En 1969, un acteur passé de mode et sa doublure tentent de survivre dans un Hollywood en pleine réinvention. D’autant que leur nouvelle voisine s’appelle Sharon Tate, épouse du jeune réalisateur à la mode Roman Polanski.
 

Réécriture de l’histoire, croyance absolue dans le pouvoir mythique du cinéma, reconstitution magnifique et d’une précision folle, mais surtout Brad Pitt et Leonardo DiCaprio à leur plus convaincant : Quentin Tarantino signe un neuvième film passionnant, en forme de balade géniale dans les coulisses de son art chéri.

 

Parasite, de Bonh Joon-ho

Une famille d’origine plus que modeste survit en organisant mille et une arnaques. La dernière? S’infiltrer dans une famille bourgeoise.
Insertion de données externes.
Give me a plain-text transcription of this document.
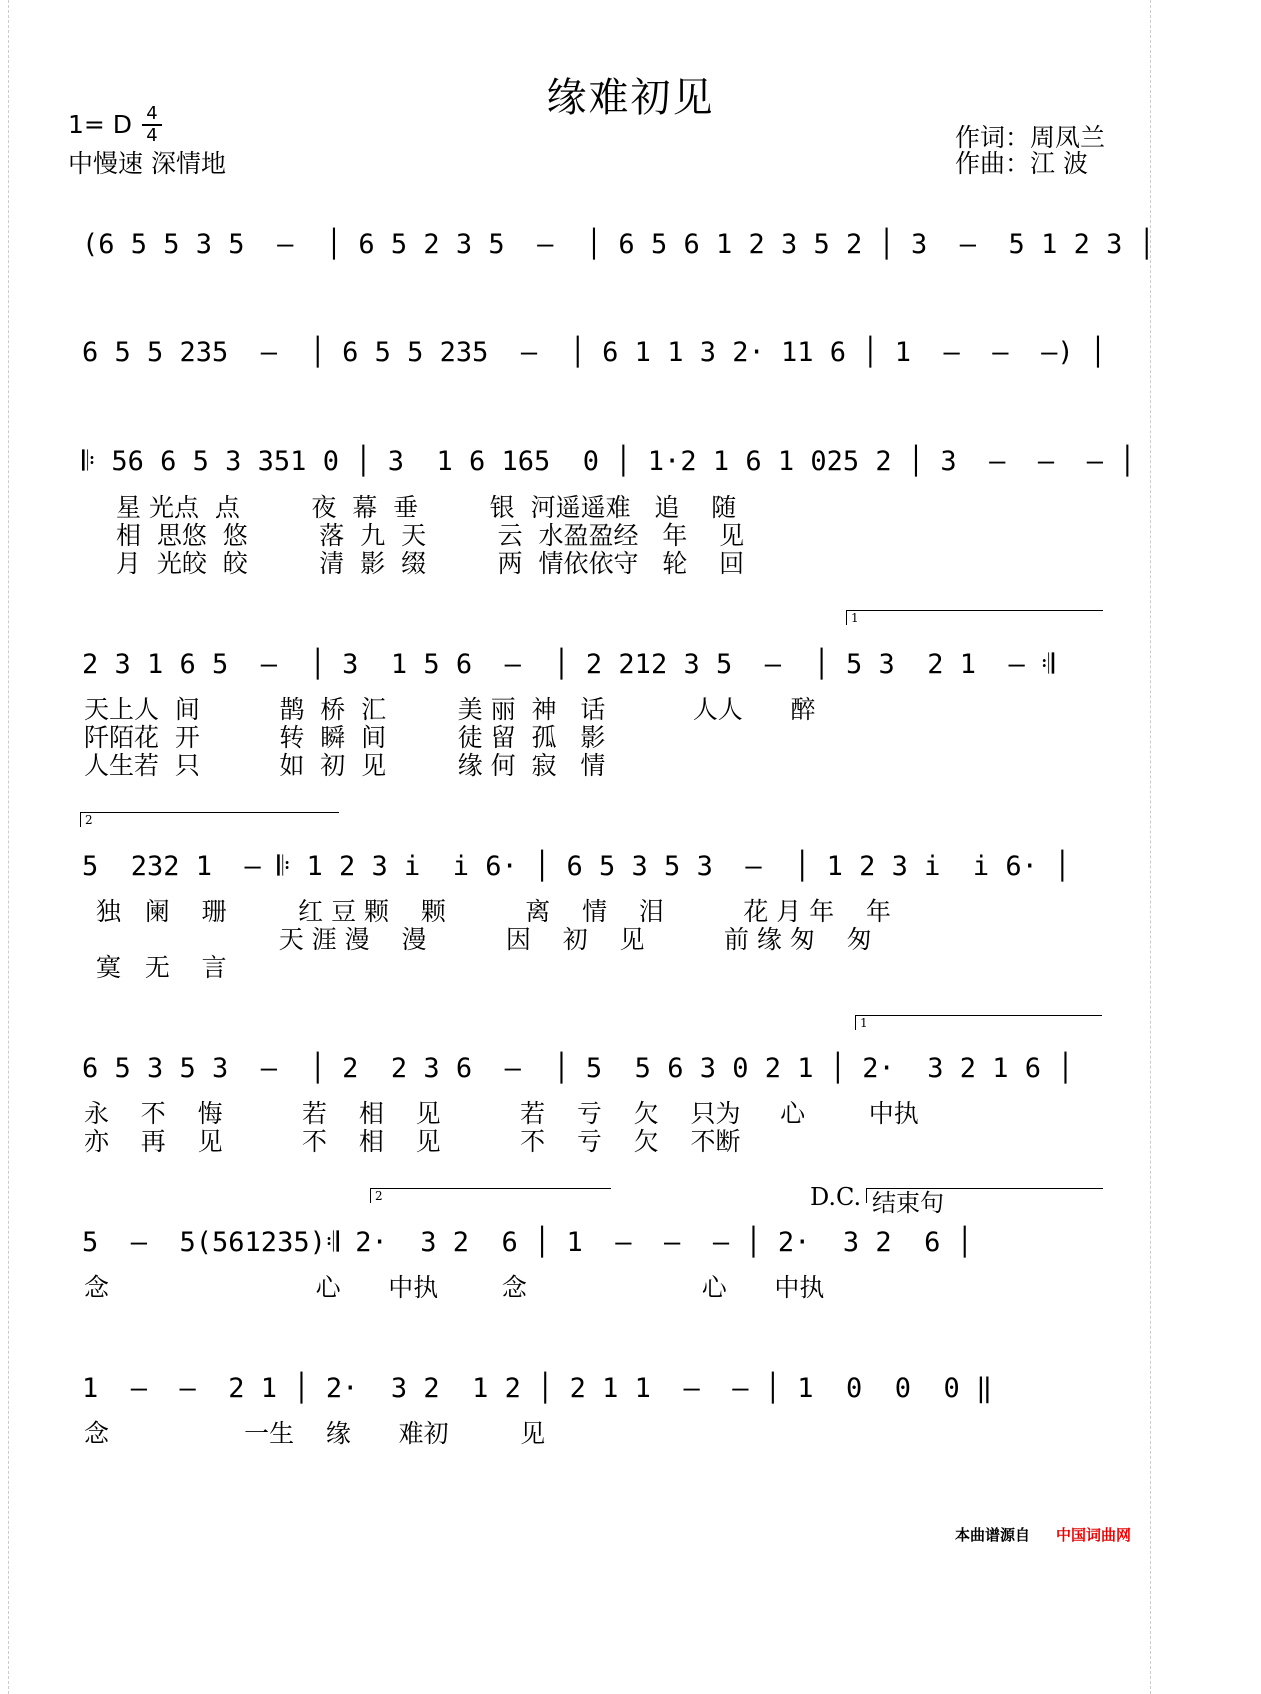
缘难初见
1= D 4
4
中慢速 深情地
作词：周凤兰
作曲：江 波
(6 5 5 3 5  —  │ 6 5 2 3 5  —  │ 6 5 6 1 2 3 5 2 │ 3  —  5 1 2 3 │
6 5 5 235  —  │ 6 5 5 235  —  │ 6 1 1 3 2· 11 6 │ 1  —  —  —) │
𝄆 56 6 5 3 351 0 │ 3  1 6 165  0 │ 1·2 1 6 1 025 2 │ 3  —  —  — │
星 光点  点         夜  幕  垂         银  河遥遥难   追    随
相  思悠  悠         落  九  天         云  水盈盈经   年    见
月  光皎  皎         清  影  缀         两  情依依守   轮    回
1
2 3 1 6 5  —  │ 3  1 5 6  —  │ 2 212 3 5  —  │ 5 3  2 1  — 𝄇
天上人  间          鹊  桥  汇         美 丽  神   话           人人      醉
阡陌花  开          转  瞬  间         徒 留  孤   影
人生若  只          如  初  见         缘 何  寂   情
2
5  232 1  — 𝄆 1 2 3 i  i 6· │ 6 5 3 5 3  —  │ 1 2 3 i  i 6· │
独   阑    珊         红 豆 颗    颗          离    情    泪          花 月 年    年
天 涯 漫    漫          因    初    见          前 缘 匆    匆
寞   无    言
1
6 5 3 5 3  —  │ 2  2 3 6  —  │ 5  5 6 3 0 2 1 │ 2·  3 2 1 6 │
永    不    悔          若    相    见          若    亏    欠    只为     心        中执
亦    再    见          不    相    见          不    亏    欠    不断
2	D.C. 结束句
5  —  5(561235)𝄇 2·  3 2  6 │ 1  —  —  — │ 2·  3 2  6 │
念                          心      中执        念                      心      中执
1  —  —  2 1 │ 2·  3 2  1 2 │ 2 1 1  —  — │ 1  0  0  0 ‖
念                 一生    缘      难初         见
本曲谱源自 中国词曲网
Une rencontre qui, pourtant, n’aura pas les conséquences attendues.
 

Est-ce un thriller? Un drame social? Une comédie? Un film d’épouvante? Tout cela en même temps. Et cette multiplicité  contrôlée n’est qu’une des raisons qui poussent à crier au génie devant ce film de Bong Joon-ho (Okja, The Host), lauréat de la Palme d’or à Cannes cette année qui n’en finit plus de battre des records et de ravir tous les cœurs de façon plus que légitime.
 

Ad Astra, de James Gray

Dans un futur proche, un ingénieur et astronaute est envoyé en mission sur Neptune pour retrouver son père, disparu depuis 16 ans, qui pourrait être à l’origine des problèmes qui menacent l’humanité.
 

Non, Ad Astra n’est pas un film « facile ». Mais comme toute chose rare et précieuse, il offre à ceux et celles qui s’y frottent avec patience une leçon de cinéma et de vie spirituelle renversante. Alliant l’infiniment grand et l’infiniment petit sur le visage rarement aussi expressif de Brad Pitt, le film est un voyage philosophique et dense au cœur de l’âme humaine.

 

Cold War, de Pawel Pawlikowski

L’amour peut-il survivre à la guerre, fût-elle froide? C’est toute la question de ce film bouleversant qui ausculte la relation passionnelle entre un musicien et une chanteuse polonaise, entre la Pologne des années 50 et le Paris bohème.
 

Musical et mélodramatique, pulsionnel et mélancolique, intime et politique, le film de Pawel Pawlikowski (Ida) n’est pas qu’une superbe plongée au cœur d’une histoire d’amour impossible, il est une ode somptueuse aux rêves brisés, à l’illusion de la liberté et aux tempêtes de l’âme, servi dans un écrin noir et blanc aussi épuré que sublime.